С начала войны в России складывается парадоксальная, но закономерная социальная практика: женщины избавляются от неудобных мужчин — через тюрьму, армию и мобилизацию. Этот феномен объясняет правозащитница, глава фонда «Русь сидящая» Ольга Романова.
По её словам, таких схем — минимум три, и у каждой свой мотив: деньги, слава, освобождение от насилия.
— Первая, как ни странно, рассказана пропагадисткой Анастасией Кашеваровой. Она описывала целые примеры, целые схемы, как избавляются от, в классическом смысле русской литературы, лишних людей.

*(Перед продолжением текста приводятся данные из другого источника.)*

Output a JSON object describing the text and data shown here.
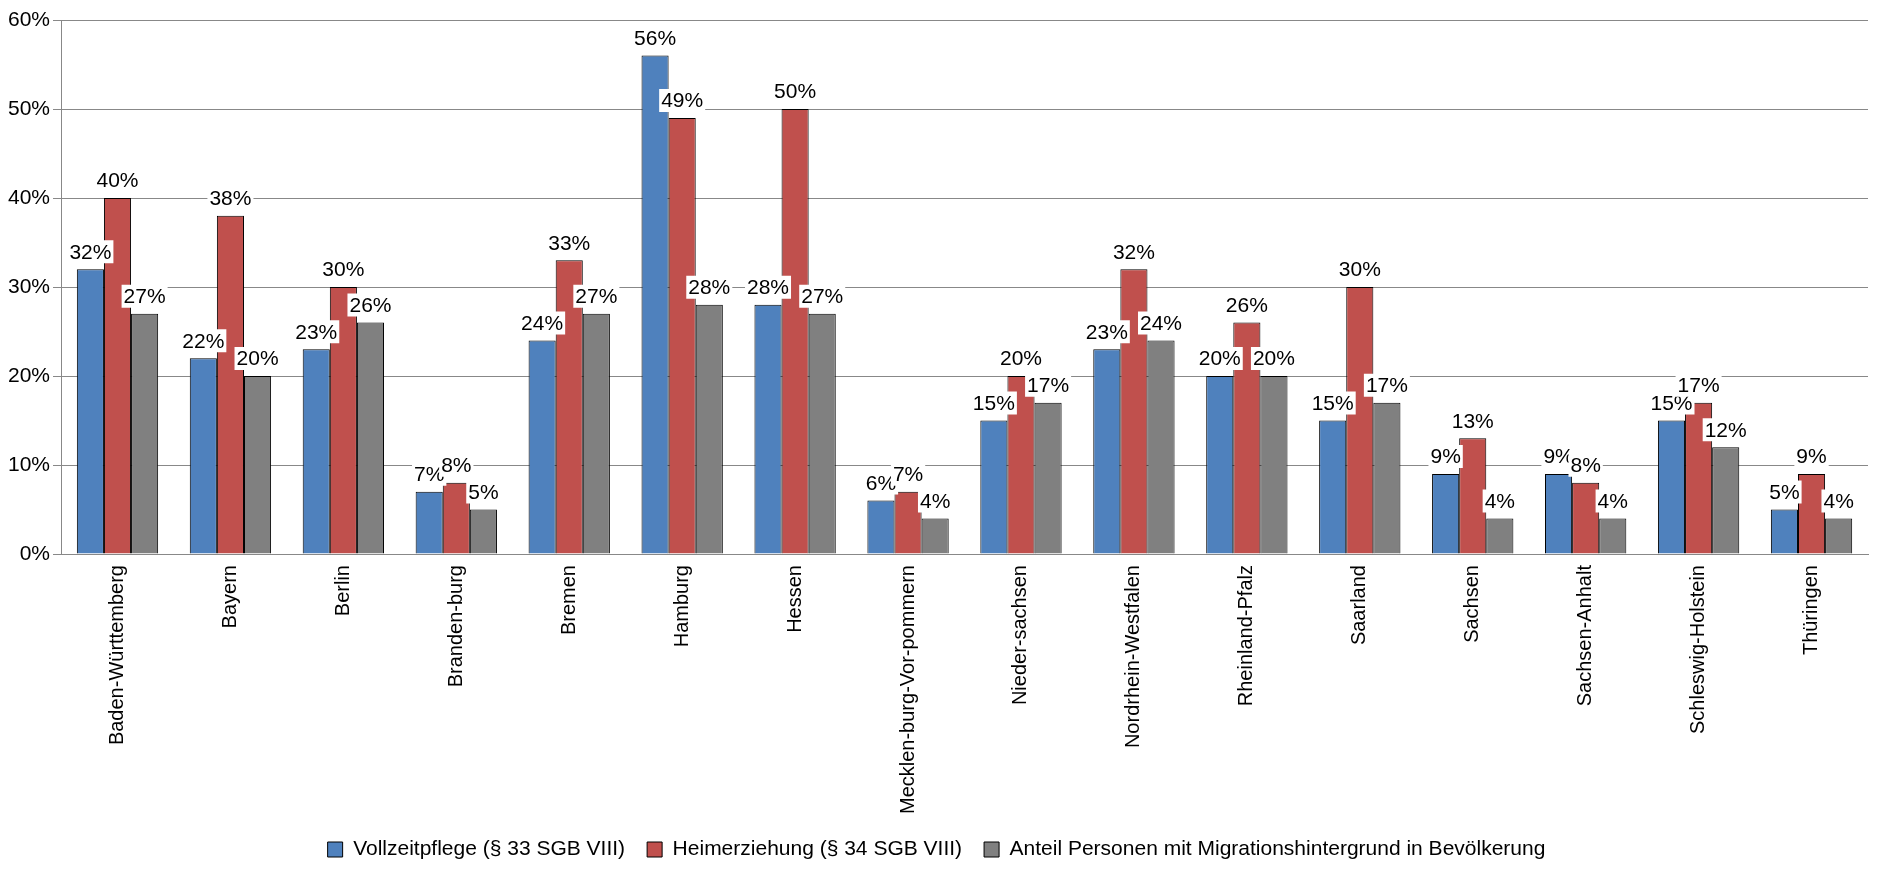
{
  "chart_data": {
    "type": "bar",
    "categories": [
      "Baden-Württemberg",
      "Bayern",
      "Berlin",
      "Branden-burg",
      "Bremen",
      "Hamburg",
      "Hessen",
      "Mecklen-burg-Vor-pommern",
      "Nieder-sachsen",
      "Nordrhein-Westfalen",
      "Rheinland-Pfalz",
      "Saarland",
      "Sachsen",
      "Sachsen-Anhalt",
      "Schleswig-Holstein",
      "Thüringen"
    ],
    "series": [
      {
        "name": "Vollzeitpflege (§ 33 SGB VIII)",
        "color": "#4f81bd",
        "values": [
          32,
          22,
          23,
          7,
          24,
          56,
          28,
          6,
          15,
          23,
          20,
          15,
          9,
          9,
          15,
          5
        ],
        "value_labels": [
          "32%",
          "22%",
          "23%",
          "7%",
          "24%",
          "56%",
          "28%",
          "6%",
          "15%",
          "23%",
          "20%",
          "15%",
          "9%",
          "9%",
          "15%",
          "5%"
        ]
      },
      {
        "name": "Heimerziehung (§ 34 SGB VIII)",
        "color": "#c0504d",
        "values": [
          40,
          38,
          30,
          8,
          33,
          49,
          50,
          7,
          20,
          32,
          26,
          30,
          13,
          8,
          17,
          9
        ],
        "value_labels": [
          "40%",
          "38%",
          "30%",
          "8%",
          "33%",
          "49%",
          "50%",
          "7%",
          "20%",
          "32%",
          "26%",
          "30%",
          "13%",
          "8%",
          "17%",
          "9%"
        ]
      },
      {
        "name": "Anteil Personen mit Migrationshintergrund in Bevölkerung",
        "color": "#808080",
        "values": [
          27,
          20,
          26,
          5,
          27,
          28,
          27,
          4,
          17,
          24,
          20,
          17,
          4,
          4,
          12,
          4
        ],
        "value_labels": [
          "27%",
          "20%",
          "26%",
          "5%",
          "27%",
          "28%",
          "27%",
          "4%",
          "17%",
          "24%",
          "20%",
          "17%",
          "4%",
          "4%",
          "12%",
          "4%"
        ]
      }
    ],
    "ylim": [
      0,
      60
    ],
    "yticks": [
      {
        "value": 0,
        "label": "0%"
      },
      {
        "value": 10,
        "label": "10%"
      },
      {
        "value": 20,
        "label": "20%"
      },
      {
        "value": 30,
        "label": "30%"
      },
      {
        "value": 40,
        "label": "40%"
      },
      {
        "value": 50,
        "label": "50%"
      },
      {
        "value": 60,
        "label": "60%"
      }
    ],
    "grid": "y",
    "legend": "bottom"
  }
}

Это и «акция приведи друга — получи 200 тысяч», и работа целых бригад, которые ищут алкоголиков, людей с ментальными расстройствами, с какими-то проблемами и приводят их в военкомат. Ну и облегчение в семье: минус алкоголик, минус ментальное расстройство. Я бы сказала, это санитары леса такие — в плохом смысле слова, — говорит Ольга Романова.
Как отмечает правозащитница, в этих «санитарных» процессах участвуют и родственники, и врачи, и полицейские. Психоневрологические и наркологические диспансеры, по её наблюдениям, буквально «освобождаются от балласта».
Особую волну сдачи мужчин, по словам Романовой, она наблюдала в начале войны, когда матери массово приводили в военкоматы своих сыновей — геев.
Среди других «удобных» категорий — люди с наркотической зависимостью. Романова подчеркивает, что за 17 лет работы с заключёнными она неоднократно видела, как женщины — чаще всего матери, жёны или сестры — целенаправленно сдавали близких в тюрьму.
— Сейчас тюрьма и война — это одно и то же. Сократили путь: убрали СИЗО. Людей сдают, чтобы избавиться от зависимости. Хотя в тюрьме и на войне наркотики — ещё более доступны, — добавляет она.
Правозащитница уверена: если бы целью действительно было лечение, то мужчин отправляли бы в рехабы. Но рехаб — это помощь. А здесь речь идёт об избавлении от самого человека.
Как отмечает Ольга Романова, на такой «сдаче» теперь зарабатывают и силовики:
—Полиция за каждого задержанного и отправленного на СВО получает по 10 тысяч рублей. А если просто посадить в СИЗО — это просто выполнение работы, премий за это нет, — рассуждает наша собеседница.
Война, по её словам, стала не только выходом для государства, но и своеобразным механизмом общественного регулирования. Особенно когда речь идёт о домашнем насилии.
— Раньше женщине говорили: «Вот тебя убьет, тогда и придешь». А сейчас, если приходит и говорит, что он ей фингал поставил — сразу: какой кошмар, давайте его сюда. Сажать за домашнее насилие стало возможным, — поясняет она.
Тем не менее, чувства вины за такую «сдачу» у женщин не наблюдается. Романова приводит пример из совместного фильма с Негиной Бероевой, снятого для «Дождя»:
— Женщина получает похоронку от «Вагнера» — семь миллионов, грамота. Начинает новую жизнь как вдова героя. А потом он звонит ей из плена. И она говорит: «Я тебя не знаю. Мужчина, кто вы?».
Такие истории, по словам правозащитницы, не исключение. Наоборот — в «Вагнере» пленённых предпочитали оформлять как пропавших без вести. Через год они признаются погибшими, а семье выплачивают деньги. Это устраивает всех.
По словам Романовой, сегодня семья бойца — сакрализирована. Любое оскорбление в адрес жены мобилизованного оборачивается заявлением в полицию. И чем активнее женщина поддерживает образ «героя», тем меньше вопросов к её поступкам.
Говоря о случаях, когда женщина избавляется о домашнего тирана с помощью СВО, Ольга Романова подчёркивает: девушки делают это от безысходности.
— Закон о домашнем насилии не принимают уже миллиард лет <…>. Я считаю, что закон о домашнем насилии примут, но выхолостят — именно для того, чтобы сажать больше мужиков. У нас умеют так делать. Закон против пыток превратили в закон о разрешении пыток, — говорит она.
Но меняются ли сами мужчины? По мнению Ольги Романовой, главная проблема глубже — в разрушенной связи между преступлением и наказанием.
— Ты убил, изнасиловал, расчленил — тебе за это ничего не будет. Хочешь — иди на войну, тебя простят. Ты — элита. Обществу рассказали, что наказания может не быть, — говорит она.
Восстановить эту связь, считает правозащитница, можно только поколениями. Потому что сейчас, по её словам, даже на уровне уголовного и процессуального кодексов жертвы не существуют.
— Сама виновата. Юбку короткую надела, — подводит итог Романова.